It seems like everyone is looking at structural variant detection these days.
We recently had a visit from Ben Raphael, a friend of the genome center whom we tried to recruit years ago when he was a postdoc. Now he heads a group at Brown University, where (by his own admission) they basically taps into some of the large datasets out there (like TSP and TCGA) and develop/apply their own algorithms. Ben gave a talk on structural variation in human and cancer genomes, in which he presented some of the work that he and colleagues have pioneered in End Sequence Profiling (ESP).
Who is this guy?
Ben’s main background is in mathematics and computer science. The cancer research came later, when (in 2003) a group at UCSF approached him with a cancer genome sequence that had seen massive rearrangement. They developed a way to reconstruct the tumor genome architecture and published the results in Bioinformatics in 2004. Incidentally, this work of Ben’s was profiled when he was named one of Tomorrow’s PIs by Genome Technology. The GT article came out in late 2006, a time when I was very interested in SV, and I remember thinking “who is this guy?”
End Sequence Profiling in Cancer
When I think of ESP, I tend to think of the Tuzun et al 2004 paper, as many people in the field do. There was, however, a study published a year earlier (in 2003) on ESP as an approach for sequence-based analysis of rearranged genomes. The idea is to sequence 500 bp at each end of clones (100-250kbp in size) and then apply a geometric clustering algorithm to look for rearrangements. Ben Raphael’s group applied this method to BRCA cell lines as well as primary tumors (breast, prostate, ovarian, and brain cancers). The principal goal was to identify fusion genes (like the widely known Philadelphia chromosome).
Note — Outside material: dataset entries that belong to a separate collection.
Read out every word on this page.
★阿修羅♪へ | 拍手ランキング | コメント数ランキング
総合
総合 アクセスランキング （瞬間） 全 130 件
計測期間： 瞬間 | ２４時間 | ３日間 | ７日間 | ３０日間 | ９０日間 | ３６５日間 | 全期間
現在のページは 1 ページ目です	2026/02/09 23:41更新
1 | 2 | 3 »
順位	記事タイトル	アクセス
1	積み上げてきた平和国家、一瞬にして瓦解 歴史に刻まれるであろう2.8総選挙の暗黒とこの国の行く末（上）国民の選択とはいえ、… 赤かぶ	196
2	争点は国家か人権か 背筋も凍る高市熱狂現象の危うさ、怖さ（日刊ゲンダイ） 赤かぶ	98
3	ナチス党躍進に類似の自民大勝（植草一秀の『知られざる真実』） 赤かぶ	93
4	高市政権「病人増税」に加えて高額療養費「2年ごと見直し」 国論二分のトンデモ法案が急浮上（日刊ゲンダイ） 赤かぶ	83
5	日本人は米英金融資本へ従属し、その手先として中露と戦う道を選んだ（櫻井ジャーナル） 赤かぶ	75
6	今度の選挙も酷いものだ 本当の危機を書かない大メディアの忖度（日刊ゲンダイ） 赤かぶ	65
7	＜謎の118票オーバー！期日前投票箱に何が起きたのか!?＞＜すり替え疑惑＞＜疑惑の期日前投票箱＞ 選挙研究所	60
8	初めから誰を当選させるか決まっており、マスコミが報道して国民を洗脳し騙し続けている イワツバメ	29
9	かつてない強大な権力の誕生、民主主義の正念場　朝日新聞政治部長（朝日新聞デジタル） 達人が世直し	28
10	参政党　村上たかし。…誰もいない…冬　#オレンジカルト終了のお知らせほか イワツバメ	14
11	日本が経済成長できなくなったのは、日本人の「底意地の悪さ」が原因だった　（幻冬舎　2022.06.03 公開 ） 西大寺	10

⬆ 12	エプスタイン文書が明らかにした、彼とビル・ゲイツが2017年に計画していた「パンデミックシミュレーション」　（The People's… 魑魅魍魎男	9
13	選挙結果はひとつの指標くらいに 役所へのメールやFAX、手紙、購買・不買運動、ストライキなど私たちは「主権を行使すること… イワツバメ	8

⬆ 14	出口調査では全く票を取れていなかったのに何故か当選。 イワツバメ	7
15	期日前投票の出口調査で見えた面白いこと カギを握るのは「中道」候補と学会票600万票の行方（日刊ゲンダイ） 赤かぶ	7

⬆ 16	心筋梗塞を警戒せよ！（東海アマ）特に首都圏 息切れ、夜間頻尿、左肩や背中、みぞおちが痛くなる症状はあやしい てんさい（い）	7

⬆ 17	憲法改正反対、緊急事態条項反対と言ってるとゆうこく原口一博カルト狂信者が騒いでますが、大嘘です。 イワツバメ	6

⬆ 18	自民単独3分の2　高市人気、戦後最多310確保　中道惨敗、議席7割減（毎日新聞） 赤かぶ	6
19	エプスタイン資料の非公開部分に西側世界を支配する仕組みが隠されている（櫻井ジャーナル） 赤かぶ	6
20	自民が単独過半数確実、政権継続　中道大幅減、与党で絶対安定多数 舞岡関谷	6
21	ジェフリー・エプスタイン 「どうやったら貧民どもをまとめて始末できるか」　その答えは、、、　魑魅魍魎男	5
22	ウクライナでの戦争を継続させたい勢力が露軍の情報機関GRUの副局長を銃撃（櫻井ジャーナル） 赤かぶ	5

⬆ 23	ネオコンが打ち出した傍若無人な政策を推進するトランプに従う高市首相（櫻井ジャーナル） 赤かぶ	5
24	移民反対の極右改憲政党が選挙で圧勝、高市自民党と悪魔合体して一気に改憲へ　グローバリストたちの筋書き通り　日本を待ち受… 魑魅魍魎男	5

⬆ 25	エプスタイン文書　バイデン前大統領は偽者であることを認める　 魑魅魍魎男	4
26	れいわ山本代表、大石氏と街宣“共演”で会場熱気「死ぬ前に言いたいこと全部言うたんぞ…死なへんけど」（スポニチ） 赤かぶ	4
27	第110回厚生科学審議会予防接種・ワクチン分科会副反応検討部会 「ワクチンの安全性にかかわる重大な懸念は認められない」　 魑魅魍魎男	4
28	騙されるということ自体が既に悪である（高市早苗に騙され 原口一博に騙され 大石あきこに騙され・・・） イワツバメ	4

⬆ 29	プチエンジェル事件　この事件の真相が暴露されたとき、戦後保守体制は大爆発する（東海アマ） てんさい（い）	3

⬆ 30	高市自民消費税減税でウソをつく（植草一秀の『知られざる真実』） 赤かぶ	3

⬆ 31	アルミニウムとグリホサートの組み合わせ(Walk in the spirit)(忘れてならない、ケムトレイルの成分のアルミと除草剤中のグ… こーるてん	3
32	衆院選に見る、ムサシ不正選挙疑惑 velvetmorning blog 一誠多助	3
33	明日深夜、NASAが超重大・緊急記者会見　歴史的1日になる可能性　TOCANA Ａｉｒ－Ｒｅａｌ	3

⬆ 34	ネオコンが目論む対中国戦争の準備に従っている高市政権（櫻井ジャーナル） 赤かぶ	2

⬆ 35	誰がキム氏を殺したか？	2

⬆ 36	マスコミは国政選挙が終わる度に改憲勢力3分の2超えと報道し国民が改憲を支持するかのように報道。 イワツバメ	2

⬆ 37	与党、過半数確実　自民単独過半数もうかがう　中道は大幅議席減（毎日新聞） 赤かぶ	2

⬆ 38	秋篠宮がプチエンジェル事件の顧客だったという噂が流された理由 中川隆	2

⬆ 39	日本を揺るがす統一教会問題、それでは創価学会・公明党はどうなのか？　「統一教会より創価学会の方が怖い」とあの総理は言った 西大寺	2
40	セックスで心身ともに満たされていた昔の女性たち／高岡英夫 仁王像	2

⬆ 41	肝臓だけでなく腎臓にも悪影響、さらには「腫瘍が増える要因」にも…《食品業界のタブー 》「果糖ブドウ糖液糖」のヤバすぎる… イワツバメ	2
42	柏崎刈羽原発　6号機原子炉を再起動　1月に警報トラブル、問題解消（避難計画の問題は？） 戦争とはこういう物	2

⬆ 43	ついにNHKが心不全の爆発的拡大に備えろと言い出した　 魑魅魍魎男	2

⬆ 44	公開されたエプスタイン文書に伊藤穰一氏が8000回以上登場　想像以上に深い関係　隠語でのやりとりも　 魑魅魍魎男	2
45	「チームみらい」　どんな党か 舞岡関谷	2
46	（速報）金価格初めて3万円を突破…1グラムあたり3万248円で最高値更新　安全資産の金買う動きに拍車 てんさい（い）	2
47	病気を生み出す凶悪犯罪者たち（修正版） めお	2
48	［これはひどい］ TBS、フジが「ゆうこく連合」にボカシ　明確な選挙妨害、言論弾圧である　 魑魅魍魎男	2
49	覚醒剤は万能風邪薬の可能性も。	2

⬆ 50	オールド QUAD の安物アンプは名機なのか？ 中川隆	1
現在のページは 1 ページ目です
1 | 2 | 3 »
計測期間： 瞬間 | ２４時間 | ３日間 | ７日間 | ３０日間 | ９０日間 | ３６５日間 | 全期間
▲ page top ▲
In studies published this year, Ben’s group did find rearrangements that created fusion genes, though none appeared to be transcribed.
ESP compared to CGH
Ben’s group compared their findings to competitive genome hybridization (CGH) array results and found a “statistically significant” amount of overlap in rearrangements predicted by both methods (Agilent 244K CGH arrays and 150K ESPs). This past summer, they snagged some of our TCGA glioblastoma data and did the same comparison. In the case of GBM, Ben noted that they found far too many SV’s for them to all be somatic; more likely, most of them are germline variants. As many as 5-20% of them were known inversion polymorphisms, which also seemed high. Nevertheless, I think the audience was impressed by their methods, and my guess would be that invitations to join in the next round of TCGA analysis may be forthcoming.
Zee says
Do they have any publications or more info on their latest protocol?